There are several kinds of policies that one can get to protect oneself. The most common being the AOG, or acts of God, or extending a fire coverage to cover it. With the addition of a measly 0.15 percent (the current rate for catastrophic perils, i.e., earthquake, typhoon and flood), one can be protected. So, if your house is worth say P3 million, the additional premium you would have to cough up to avail of this protection would be in the vicinity of P 4,500 only. Would you rather not get this extension to your normal fire policy than pay another P3 million to get your house back should it be totally blown away by a typhoon or swept away in a flood? Paying the P4,500 in extra premiums to rest easy knowing you will be indemnified or paid should the peril occur is, in anyone's reckoning, the better bet. With this type of coverage, however, it may take some time before you get the money to rebuild, the reason being that it goes through a process of indemnification, meaning you get paid what you actually lost, no more no less. That means, an expert is supposed to investigate the claim, come up with the cause of the loss and then quantify the actual quantum of the loss. This process may take several months.

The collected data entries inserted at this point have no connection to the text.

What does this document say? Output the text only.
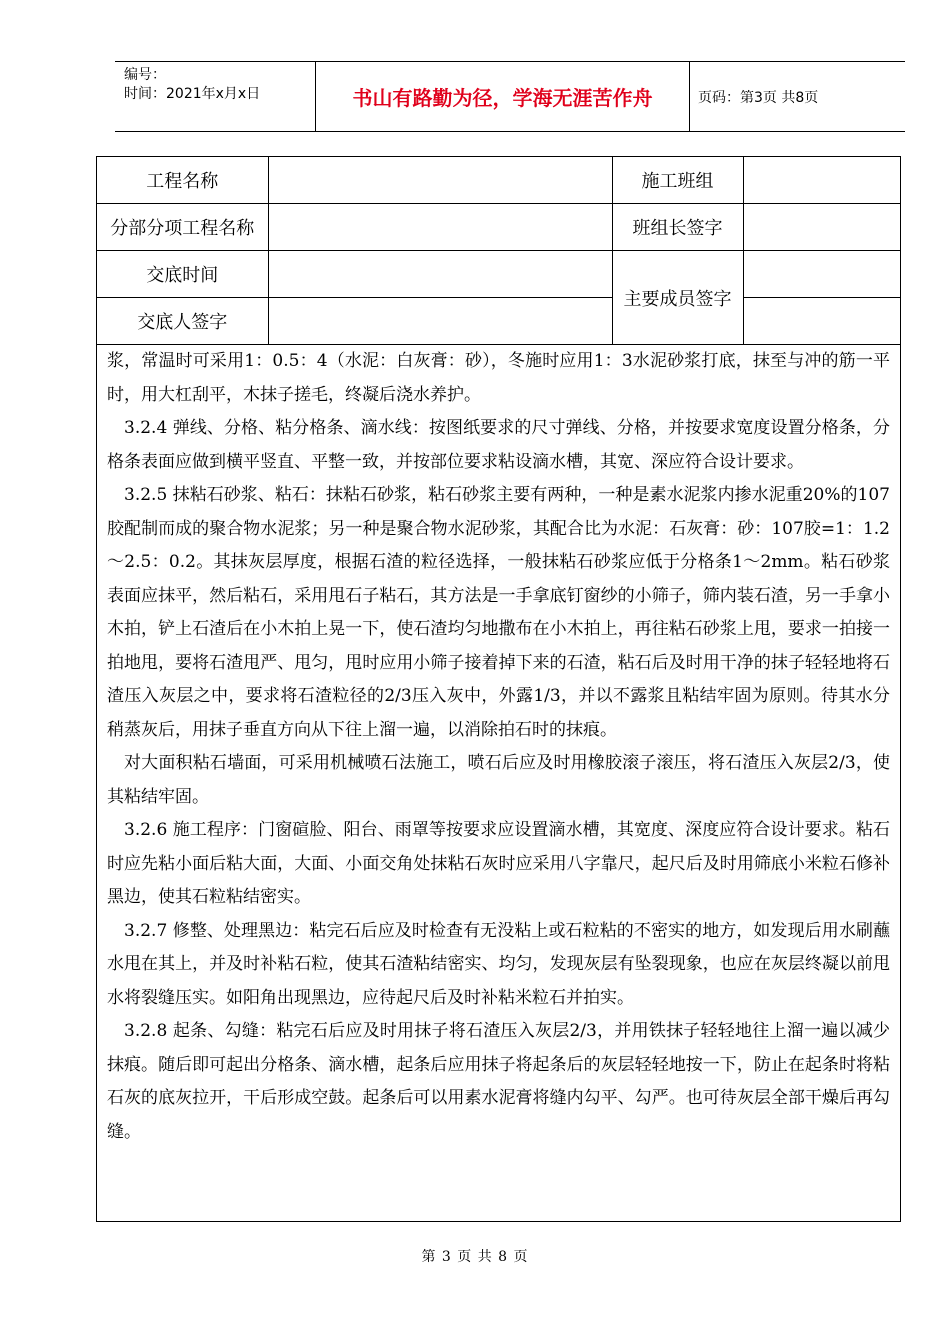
编号：
时间：2021年x月x日	书山有路勤为径，学海无涯苦作舟	页码：第3页 共8页
工程名称		施工班组	
分部分项工程名称		班组长签字	
交底时间		主要成员签字	
交底人签字			

浆，常温时可采用1：0.5：4（水泥：白灰膏：砂），冬施时应用1：3水泥砂浆打底，抹至与冲的筋一平时，用大杠刮平，木抹子搓毛，终凝后浇水养护。

3.2.4 弹线、分格、粘分格条、滴水线：按图纸要求的尺寸弹线、分格，并按要求宽度设置分格条，分格条表面应做到横平竖直、平整一致，并按部位要求粘设滴水槽，其宽、深应符合设计要求。

3.2.5 抹粘石砂浆、粘石：抹粘石砂浆，粘石砂浆主要有两种，一种是素水泥浆内掺水泥重20%的107胶配制而成的聚合物水泥浆；另一种是聚合物水泥砂浆，其配合比为水泥：石灰膏：砂：107胶=1：1.2～2.5：0.2。其抹灰层厚度，根据石渣的粒径选择，一般抹粘石砂浆应低于分格条1～2mm。粘石砂浆表面应抹平，然后粘石，采用甩石子粘石，其方法是一手拿底钉窗纱的小筛子，筛内装石渣，另一手拿小木拍，铲上石渣后在小木拍上晃一下，使石渣均匀地撒布在小木拍上，再往粘石砂浆上甩，要求一拍接一拍地甩，要将石渣甩严、甩匀，甩时应用小筛子接着掉下来的石渣，粘石后及时用干净的抹子轻轻地将石渣压入灰层之中，要求将石渣粒径的2/3压入灰中，外露1/3，并以不露浆且粘结牢固为原则。待其水分稍蒸灰后，用抹子垂直方向从下往上溜一遍，以消除拍石时的抹痕。

对大面积粘石墙面，可采用机械喷石法施工，喷石后应及时用橡胶滚子滚压，将石渣压入灰层2/3，使其粘结牢固。

3.2.6 施工程序：门窗碹脸、阳台、雨罩等按要求应设置滴水槽，其宽度、深度应符合设计要求。粘石时应先粘小面后粘大面，大面、小面交角处抹粘石灰时应采用八字靠尺，起尺后及时用筛底小米粒石修补黑边，使其石粒粘结密实。

3.2.7 修整、处理黑边：粘完石后应及时检查有无没粘上或石粒粘的不密实的地方，如发现后用水刷蘸水甩在其上，并及时补粘石粒，使其石渣粘结密实、均匀，发现灰层有坠裂现象，也应在灰层终凝以前甩水将裂缝压实。如阳角出现黑边，应待起尺后及时补粘米粒石并拍实。

3.2.8 起条、勾缝：粘完石后应及时用抹子将石渣压入灰层2/3，并用铁抹子轻轻地往上溜一遍以减少抹痕。随后即可起出分格条、滴水槽，起条后应用抹子将起条后的灰层轻轻地按一下，防止在起条时将粘石灰的底灰拉开，干后形成空鼓。起条后可以用素水泥膏将缝内勾平、勾严。也可待灰层全部干燥后再勾缝。

第 3 页 共 8 页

There is, however, another way of protecting oneself and bypassing the indemnification process, which results in a faster payout, i.e., in a matter of days. This is where you get yourself a parametric cover. Parametric covers are simple, in the sense that it agrees to pay you a prescribed sum if and when the trigger or event that you want to be protected against happens. These triggers could be wind speed (typhoon strength) or amount of rainfall. If the pre-agreed authority, i.e., the national weather bureau (Pag-asa) declares the occurrence of these triggers, then the policy automatically pays out whether you actually sustained a loss. These parametric covers can be affordable as it is not designed to reimburse (or indemnify) you for your losses, it merely pays out a pre-agreed sum to help you tide over a loss. So, if your property is with P3 million but you opt to get only a P500,000 policy, it will pay you only the P500,000. Due to its design, it becomes affordable. This is a concept long cherished by Filipinos where one can purchase in smaller units, locally known as the "tingi system."
Both these types of products are already available in the market. Contact your trusted agent, broker, or the insurance company of your choice. They will be more than happy to assist.
Do not wait for another "Odette," it is best to look into it now.